— Какие наблюдения вы сделали для себя по ходу сезона? Какие новые имена для себя открыли?
— Интересно, что у нас появилось столько молодых перспективных спортсменов — к примеру, во французской, норвежской, немецкой и частично в российской сборных. Некоторые из них уже конкурируют с более опытными титулованными биатлонистами.
Хороший пример — Йоханнес Бё, который в своем первом же сезоне в основном составе сборной стал чемпионом мира, а в прошлом году, еще юниором, выигрывал на этапах Кубка мира больше, чем кто-либо другой из юниоров.
— Выиграет ли все-таки Шипулин Большой хрустальный глобус в следующем году? Кто еще способен побороться с Фуркадом за первенство?
— Конечно, у Шипулина есть все шансы выиграть — он один из сильнейших претендентов. Мартен Фуркад умеет держать форму в течение всего сезона, и он прекрасно стреляет. Но в следующем сезоне будут и другие биатлонисты, которые бросят вызову Фуркаду и Шипулину.
Среди женщин конкуренция меньше: Домрачева, Мякяряйнен, Соукалова, Дорен-Абер — лучшие на данный момент и в стрельбе, и по скорости, и я удивлюсь, если выиграет кто-то другой. Если бы мне нужно было назвать всех претендентов на глобус среди мужчин, я назвал бы 12–15 имен.
— Болеете ли вы сами за кого-то?
— Нет, я не болею ни за кого, будь это норвежец, русский или француз. Я болею только в тех случаях, когда идет тесная и напряженная борьба и исход непредсказуем до последнего выстрела на последнем рубеже. Биатлон — тот вид спорта, в котором спортсмен из самых нижних строк стартового протокола внезапно может выиграть гонку.
Так случилось и с Юрловой на чемпионате мира: все уже считали, что медали достанутся Соукаловой, Мякяряйнен и Вирер, и вдруг в конце Юрлова выигрывает гонку, отстреляв на ноль.
— Кто, на ваш взгляд, лучший российский биатлонист в истории?
— Трудно сравнивать прошлое и настоящее, ведь раньше у нас было меньше соревнований. Раньше было сложнее завоевывать так много медалей на кубках и чемпионатах мира, потому что в начале у нас была одна индивидуальная гонка. В любом случае, Россия всегда была одной из лидирующих стран в биатлоне. Германия и Франция были далеко позади, уступая России, Норвегии, Швеции и Финляндии.

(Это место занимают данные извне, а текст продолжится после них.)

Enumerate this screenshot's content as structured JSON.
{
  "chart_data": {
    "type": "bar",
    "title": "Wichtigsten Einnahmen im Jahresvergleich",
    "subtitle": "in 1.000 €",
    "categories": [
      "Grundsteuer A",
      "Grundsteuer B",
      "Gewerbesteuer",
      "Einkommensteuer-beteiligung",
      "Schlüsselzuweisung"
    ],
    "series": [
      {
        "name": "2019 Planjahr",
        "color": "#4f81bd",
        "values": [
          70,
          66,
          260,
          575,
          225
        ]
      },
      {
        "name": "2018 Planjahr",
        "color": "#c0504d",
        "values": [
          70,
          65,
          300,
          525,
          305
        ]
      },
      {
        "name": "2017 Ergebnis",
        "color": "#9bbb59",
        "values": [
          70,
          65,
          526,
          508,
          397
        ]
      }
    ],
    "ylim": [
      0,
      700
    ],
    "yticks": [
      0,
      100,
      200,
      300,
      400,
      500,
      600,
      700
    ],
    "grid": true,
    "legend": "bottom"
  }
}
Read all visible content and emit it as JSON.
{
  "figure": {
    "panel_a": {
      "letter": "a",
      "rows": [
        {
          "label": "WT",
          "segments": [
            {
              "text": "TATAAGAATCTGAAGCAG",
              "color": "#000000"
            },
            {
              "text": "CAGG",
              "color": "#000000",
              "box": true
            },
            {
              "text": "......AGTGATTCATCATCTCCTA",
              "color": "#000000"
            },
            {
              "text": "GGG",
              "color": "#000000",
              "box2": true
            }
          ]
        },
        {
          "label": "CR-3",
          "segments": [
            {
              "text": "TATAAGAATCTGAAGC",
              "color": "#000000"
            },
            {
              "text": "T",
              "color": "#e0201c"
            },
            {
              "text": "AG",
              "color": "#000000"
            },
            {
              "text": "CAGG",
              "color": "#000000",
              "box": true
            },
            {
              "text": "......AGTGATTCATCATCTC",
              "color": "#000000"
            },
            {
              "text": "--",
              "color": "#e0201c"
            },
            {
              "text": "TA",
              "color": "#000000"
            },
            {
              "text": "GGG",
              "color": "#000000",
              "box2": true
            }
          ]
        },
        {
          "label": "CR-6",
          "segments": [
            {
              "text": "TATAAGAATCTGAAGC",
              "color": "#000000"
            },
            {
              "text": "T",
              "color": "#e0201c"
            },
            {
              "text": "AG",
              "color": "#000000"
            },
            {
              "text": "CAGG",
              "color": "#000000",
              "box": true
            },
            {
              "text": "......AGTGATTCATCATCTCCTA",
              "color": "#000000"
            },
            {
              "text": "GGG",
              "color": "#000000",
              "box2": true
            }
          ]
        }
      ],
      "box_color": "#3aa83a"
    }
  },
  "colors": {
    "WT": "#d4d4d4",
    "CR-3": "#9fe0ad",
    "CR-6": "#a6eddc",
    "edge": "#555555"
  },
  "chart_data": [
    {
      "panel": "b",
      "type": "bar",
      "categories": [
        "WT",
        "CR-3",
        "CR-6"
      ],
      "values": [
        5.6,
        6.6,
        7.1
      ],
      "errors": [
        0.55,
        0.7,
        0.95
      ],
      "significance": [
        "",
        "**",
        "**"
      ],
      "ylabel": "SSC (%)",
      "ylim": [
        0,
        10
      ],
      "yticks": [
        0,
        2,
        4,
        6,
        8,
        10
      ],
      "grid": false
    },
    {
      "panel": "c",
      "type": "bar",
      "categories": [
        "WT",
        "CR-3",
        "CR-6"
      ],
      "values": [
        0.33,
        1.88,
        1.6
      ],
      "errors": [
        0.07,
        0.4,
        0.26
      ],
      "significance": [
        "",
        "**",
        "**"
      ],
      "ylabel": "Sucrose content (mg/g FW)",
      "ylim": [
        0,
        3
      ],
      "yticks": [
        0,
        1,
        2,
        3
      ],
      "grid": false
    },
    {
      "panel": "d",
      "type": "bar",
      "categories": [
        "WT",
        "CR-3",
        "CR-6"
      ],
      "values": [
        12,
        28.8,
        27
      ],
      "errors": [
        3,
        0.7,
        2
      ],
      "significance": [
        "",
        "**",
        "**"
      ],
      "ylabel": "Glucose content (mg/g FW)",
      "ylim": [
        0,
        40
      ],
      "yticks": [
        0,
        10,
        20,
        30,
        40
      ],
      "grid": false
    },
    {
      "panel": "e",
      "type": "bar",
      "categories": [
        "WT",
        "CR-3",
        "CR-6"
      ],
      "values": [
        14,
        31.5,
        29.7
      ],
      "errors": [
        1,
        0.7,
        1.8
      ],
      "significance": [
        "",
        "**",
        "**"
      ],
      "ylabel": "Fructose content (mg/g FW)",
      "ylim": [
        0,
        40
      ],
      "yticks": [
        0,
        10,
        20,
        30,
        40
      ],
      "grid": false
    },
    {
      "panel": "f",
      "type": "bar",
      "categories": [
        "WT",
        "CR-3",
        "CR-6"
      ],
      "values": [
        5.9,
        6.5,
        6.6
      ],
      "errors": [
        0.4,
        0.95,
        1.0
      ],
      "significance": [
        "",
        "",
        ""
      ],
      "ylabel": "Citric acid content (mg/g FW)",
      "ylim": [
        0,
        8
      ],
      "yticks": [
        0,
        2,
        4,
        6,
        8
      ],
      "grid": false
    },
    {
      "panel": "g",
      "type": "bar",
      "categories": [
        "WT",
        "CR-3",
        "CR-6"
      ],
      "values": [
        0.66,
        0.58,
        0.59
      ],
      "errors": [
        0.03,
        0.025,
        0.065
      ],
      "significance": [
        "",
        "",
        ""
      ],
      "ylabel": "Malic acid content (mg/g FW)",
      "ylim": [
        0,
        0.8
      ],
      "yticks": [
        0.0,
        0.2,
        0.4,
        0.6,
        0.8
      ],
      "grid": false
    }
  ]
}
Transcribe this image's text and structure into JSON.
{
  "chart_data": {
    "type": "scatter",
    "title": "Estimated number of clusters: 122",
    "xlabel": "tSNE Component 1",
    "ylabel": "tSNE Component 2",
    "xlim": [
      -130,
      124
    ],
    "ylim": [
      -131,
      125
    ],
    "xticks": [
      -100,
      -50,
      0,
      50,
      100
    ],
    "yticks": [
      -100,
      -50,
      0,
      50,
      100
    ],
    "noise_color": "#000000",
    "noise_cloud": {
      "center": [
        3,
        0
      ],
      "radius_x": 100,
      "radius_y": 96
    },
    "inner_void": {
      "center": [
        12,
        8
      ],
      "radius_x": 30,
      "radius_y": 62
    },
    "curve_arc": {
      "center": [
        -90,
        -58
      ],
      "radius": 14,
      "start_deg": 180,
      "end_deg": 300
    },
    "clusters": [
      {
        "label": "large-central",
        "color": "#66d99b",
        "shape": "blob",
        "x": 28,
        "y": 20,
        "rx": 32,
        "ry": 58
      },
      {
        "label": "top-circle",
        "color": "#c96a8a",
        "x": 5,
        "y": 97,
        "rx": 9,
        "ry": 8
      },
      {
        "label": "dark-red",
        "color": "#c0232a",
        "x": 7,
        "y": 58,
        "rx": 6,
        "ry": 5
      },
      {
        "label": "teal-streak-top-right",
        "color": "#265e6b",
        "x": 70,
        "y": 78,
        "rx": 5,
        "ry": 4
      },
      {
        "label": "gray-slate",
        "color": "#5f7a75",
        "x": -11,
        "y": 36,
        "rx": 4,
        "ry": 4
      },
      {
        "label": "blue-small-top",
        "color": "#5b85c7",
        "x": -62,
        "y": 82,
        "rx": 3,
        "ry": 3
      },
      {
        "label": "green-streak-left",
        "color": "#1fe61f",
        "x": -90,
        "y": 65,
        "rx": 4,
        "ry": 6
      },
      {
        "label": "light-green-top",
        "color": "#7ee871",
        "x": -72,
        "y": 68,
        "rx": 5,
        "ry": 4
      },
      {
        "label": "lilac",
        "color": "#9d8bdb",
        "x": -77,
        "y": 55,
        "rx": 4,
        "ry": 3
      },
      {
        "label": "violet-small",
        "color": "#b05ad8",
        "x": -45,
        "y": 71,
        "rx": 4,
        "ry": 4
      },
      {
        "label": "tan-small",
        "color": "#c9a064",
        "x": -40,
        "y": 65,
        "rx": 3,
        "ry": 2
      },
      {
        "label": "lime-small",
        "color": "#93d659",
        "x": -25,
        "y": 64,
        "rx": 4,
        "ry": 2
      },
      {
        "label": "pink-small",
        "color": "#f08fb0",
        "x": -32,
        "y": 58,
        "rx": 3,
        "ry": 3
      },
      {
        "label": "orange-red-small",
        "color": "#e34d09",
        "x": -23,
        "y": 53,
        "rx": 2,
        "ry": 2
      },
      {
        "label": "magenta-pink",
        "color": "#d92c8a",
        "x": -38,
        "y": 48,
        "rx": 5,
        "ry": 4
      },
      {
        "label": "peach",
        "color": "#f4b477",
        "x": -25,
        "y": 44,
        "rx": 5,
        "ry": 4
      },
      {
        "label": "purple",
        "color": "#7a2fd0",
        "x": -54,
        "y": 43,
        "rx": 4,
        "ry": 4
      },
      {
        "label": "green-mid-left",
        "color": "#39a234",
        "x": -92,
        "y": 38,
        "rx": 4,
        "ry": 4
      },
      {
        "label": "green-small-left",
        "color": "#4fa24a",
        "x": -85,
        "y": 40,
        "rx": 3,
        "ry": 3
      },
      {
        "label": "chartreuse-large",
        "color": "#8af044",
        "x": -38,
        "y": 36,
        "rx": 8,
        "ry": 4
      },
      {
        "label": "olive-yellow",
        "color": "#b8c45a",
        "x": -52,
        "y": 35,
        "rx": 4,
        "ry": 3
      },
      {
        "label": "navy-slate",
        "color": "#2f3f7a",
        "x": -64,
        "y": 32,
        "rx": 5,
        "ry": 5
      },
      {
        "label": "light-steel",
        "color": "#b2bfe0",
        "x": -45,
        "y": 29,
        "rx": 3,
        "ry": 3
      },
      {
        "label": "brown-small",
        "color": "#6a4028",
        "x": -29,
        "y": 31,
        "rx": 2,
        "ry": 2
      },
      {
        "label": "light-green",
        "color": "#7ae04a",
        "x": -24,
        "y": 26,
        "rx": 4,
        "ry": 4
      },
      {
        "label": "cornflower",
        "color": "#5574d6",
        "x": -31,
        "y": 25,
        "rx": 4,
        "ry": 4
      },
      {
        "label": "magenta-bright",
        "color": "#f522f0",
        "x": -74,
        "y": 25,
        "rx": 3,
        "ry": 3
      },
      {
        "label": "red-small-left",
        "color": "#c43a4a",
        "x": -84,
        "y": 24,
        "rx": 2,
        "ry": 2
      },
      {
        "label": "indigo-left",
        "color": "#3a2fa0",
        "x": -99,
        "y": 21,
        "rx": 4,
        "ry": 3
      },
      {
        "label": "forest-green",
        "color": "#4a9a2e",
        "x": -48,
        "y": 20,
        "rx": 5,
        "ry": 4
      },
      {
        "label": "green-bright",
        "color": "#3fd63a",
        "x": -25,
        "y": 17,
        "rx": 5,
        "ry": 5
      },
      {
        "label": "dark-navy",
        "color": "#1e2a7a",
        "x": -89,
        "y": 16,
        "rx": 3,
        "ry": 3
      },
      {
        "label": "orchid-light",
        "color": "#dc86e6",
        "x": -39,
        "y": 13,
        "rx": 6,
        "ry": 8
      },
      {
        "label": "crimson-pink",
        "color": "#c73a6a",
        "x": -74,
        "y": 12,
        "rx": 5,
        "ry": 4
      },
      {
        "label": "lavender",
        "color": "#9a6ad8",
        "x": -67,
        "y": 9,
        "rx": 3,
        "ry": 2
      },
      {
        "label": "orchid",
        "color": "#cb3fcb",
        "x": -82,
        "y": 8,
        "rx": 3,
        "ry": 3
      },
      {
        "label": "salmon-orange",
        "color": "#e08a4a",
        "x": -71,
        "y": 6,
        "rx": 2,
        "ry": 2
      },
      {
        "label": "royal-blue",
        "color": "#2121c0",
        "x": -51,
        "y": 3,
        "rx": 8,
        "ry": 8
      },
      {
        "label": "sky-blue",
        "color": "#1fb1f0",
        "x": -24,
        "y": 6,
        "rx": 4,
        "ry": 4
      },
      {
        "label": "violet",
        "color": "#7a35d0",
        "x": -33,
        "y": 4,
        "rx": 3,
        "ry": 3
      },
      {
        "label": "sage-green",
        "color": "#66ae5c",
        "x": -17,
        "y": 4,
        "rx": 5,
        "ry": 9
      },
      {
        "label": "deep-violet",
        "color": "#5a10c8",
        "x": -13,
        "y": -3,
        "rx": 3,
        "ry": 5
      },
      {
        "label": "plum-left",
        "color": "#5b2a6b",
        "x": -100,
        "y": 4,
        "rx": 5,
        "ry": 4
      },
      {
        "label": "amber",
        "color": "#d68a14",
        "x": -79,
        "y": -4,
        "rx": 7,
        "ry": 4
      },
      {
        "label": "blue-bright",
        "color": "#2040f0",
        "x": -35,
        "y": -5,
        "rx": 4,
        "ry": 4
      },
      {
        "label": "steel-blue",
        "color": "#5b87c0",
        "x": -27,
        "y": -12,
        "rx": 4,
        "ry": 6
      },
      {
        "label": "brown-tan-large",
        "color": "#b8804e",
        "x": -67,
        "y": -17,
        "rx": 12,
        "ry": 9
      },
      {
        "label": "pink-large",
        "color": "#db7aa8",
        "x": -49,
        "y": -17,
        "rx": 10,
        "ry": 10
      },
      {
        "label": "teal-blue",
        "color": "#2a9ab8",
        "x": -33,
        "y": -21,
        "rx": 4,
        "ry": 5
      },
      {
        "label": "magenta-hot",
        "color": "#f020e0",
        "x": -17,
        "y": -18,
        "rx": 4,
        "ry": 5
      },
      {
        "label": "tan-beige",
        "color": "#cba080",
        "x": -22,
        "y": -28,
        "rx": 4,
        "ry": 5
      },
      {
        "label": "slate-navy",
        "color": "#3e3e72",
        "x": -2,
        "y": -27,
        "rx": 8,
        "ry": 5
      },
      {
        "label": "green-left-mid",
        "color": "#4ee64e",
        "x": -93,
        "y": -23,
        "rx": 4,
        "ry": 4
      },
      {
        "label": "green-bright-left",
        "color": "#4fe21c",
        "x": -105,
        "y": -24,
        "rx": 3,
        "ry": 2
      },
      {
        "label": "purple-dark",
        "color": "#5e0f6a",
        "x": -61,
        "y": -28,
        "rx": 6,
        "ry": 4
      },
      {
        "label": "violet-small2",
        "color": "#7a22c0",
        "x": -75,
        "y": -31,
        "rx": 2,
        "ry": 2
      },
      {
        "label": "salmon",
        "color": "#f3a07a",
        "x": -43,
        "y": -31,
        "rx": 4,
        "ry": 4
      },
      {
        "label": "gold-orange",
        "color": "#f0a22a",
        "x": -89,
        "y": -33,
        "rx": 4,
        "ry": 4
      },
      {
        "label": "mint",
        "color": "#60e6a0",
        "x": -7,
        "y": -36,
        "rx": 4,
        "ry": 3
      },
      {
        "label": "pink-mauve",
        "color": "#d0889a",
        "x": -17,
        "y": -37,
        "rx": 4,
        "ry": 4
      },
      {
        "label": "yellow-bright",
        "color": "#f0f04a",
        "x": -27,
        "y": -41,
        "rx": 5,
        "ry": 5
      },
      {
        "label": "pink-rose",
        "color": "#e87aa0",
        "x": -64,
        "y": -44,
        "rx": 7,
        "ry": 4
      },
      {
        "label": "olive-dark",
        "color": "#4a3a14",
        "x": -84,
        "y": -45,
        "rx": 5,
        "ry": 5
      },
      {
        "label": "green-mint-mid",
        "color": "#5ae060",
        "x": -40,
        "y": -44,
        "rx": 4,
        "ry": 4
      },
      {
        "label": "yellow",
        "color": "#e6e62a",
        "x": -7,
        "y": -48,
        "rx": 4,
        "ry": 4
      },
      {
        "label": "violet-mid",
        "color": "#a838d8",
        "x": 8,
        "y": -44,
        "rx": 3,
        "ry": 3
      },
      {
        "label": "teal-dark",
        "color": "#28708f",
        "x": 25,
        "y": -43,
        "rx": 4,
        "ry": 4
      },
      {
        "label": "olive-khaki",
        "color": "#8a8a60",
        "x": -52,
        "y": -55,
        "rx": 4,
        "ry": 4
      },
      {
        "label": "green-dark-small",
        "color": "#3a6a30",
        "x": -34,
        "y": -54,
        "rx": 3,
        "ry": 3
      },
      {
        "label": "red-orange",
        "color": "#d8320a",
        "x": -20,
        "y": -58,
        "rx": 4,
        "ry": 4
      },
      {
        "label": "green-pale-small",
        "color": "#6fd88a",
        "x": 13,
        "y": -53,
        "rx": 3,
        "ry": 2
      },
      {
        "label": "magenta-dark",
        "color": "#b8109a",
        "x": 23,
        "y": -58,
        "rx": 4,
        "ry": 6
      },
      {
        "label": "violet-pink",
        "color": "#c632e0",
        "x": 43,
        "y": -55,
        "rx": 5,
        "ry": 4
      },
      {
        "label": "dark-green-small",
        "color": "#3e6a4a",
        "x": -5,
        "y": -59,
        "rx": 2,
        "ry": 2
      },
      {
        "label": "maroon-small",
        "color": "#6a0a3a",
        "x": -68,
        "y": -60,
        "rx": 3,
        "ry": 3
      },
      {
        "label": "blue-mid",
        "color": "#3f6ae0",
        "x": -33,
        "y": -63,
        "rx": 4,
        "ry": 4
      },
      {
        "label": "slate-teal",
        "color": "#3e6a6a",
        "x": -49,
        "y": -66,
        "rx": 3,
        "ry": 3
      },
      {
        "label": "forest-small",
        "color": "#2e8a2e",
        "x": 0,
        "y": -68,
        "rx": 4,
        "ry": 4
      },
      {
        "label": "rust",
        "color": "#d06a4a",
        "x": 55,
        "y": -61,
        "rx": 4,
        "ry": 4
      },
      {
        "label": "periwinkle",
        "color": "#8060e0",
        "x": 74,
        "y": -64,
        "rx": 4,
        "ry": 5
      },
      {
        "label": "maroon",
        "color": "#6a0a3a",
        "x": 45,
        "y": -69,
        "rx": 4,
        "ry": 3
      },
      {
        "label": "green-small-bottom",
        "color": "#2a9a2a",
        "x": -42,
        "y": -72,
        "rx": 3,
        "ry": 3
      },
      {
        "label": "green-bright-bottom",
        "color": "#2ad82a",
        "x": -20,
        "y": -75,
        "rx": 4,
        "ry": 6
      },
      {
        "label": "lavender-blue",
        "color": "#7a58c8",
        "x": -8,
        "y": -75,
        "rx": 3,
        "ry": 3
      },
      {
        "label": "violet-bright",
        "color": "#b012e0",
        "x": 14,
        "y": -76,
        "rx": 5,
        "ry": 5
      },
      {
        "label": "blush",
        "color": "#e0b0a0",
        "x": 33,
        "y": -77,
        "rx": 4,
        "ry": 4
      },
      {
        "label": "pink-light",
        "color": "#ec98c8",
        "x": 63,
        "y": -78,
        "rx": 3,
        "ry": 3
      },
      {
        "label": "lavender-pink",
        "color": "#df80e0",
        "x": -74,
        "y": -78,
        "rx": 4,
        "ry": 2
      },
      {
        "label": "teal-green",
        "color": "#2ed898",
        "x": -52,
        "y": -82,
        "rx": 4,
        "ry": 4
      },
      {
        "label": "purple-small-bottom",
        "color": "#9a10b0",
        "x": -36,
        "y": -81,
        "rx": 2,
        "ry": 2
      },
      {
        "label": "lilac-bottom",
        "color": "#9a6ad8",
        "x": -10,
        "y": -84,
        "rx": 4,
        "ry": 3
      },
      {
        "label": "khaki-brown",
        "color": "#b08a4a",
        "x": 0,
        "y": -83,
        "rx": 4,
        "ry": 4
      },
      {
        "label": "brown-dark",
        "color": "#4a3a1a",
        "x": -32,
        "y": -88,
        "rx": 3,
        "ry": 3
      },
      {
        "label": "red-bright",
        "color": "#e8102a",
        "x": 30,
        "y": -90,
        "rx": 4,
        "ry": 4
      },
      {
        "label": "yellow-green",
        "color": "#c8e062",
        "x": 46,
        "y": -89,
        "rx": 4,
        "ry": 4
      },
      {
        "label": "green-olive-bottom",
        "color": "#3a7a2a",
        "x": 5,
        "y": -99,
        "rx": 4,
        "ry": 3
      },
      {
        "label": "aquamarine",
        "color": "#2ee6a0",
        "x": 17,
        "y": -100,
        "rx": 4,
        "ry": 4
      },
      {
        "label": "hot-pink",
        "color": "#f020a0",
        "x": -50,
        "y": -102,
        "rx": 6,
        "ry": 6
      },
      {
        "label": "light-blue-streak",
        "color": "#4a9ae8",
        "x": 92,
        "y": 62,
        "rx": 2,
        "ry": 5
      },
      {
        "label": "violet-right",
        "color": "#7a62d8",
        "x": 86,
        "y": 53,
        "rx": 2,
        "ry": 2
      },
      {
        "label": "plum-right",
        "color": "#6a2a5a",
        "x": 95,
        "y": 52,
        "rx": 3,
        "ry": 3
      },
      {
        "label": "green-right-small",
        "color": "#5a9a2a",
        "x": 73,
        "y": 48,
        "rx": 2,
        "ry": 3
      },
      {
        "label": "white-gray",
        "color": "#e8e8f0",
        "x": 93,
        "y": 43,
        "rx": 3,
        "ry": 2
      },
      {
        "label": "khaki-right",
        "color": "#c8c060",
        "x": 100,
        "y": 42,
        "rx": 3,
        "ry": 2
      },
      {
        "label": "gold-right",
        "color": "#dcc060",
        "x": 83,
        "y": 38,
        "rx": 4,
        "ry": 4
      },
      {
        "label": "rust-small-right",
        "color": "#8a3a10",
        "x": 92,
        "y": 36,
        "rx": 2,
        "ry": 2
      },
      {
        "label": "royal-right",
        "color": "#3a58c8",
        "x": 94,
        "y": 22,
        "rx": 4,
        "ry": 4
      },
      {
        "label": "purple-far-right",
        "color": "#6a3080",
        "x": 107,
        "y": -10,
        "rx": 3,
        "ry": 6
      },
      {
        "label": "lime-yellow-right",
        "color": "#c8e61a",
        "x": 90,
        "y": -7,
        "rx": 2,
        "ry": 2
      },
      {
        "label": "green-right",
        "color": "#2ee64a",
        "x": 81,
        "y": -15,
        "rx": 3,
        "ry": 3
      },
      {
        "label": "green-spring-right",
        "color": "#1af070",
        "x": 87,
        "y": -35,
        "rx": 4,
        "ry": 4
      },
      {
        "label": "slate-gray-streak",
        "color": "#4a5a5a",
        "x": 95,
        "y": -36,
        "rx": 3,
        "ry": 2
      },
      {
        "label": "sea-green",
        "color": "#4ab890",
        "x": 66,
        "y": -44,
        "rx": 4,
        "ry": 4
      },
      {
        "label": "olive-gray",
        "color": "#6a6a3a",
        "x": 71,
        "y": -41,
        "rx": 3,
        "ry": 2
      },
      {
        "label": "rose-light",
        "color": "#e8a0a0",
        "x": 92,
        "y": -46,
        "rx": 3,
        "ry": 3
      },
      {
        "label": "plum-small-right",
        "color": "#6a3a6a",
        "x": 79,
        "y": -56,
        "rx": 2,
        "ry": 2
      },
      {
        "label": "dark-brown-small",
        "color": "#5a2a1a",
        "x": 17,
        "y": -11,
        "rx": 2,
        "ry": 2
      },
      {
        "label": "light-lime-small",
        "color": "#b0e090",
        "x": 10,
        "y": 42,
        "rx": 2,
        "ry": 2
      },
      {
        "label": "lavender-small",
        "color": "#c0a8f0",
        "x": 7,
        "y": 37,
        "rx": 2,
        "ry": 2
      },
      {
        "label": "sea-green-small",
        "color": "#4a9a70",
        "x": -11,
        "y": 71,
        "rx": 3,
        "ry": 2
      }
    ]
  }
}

Сегодня за медали чемпионатов и Олимпиад у нас сражаются 10–15 стран. В этом году в Контиолахти медали завоевали спортсмены из 11 стран, в Сочи — из 13, и эту же тенденцию мы наблюдаем на чемпионатах юниоров и юношей: в Минске медали взяли 11 наций, в какой-то год их было целых 16.
— Вы возглавляете IBU более 20 лет. Что заставляет вас вновь и вновь принимать участие в выборах вопреки заявлениям об уходе?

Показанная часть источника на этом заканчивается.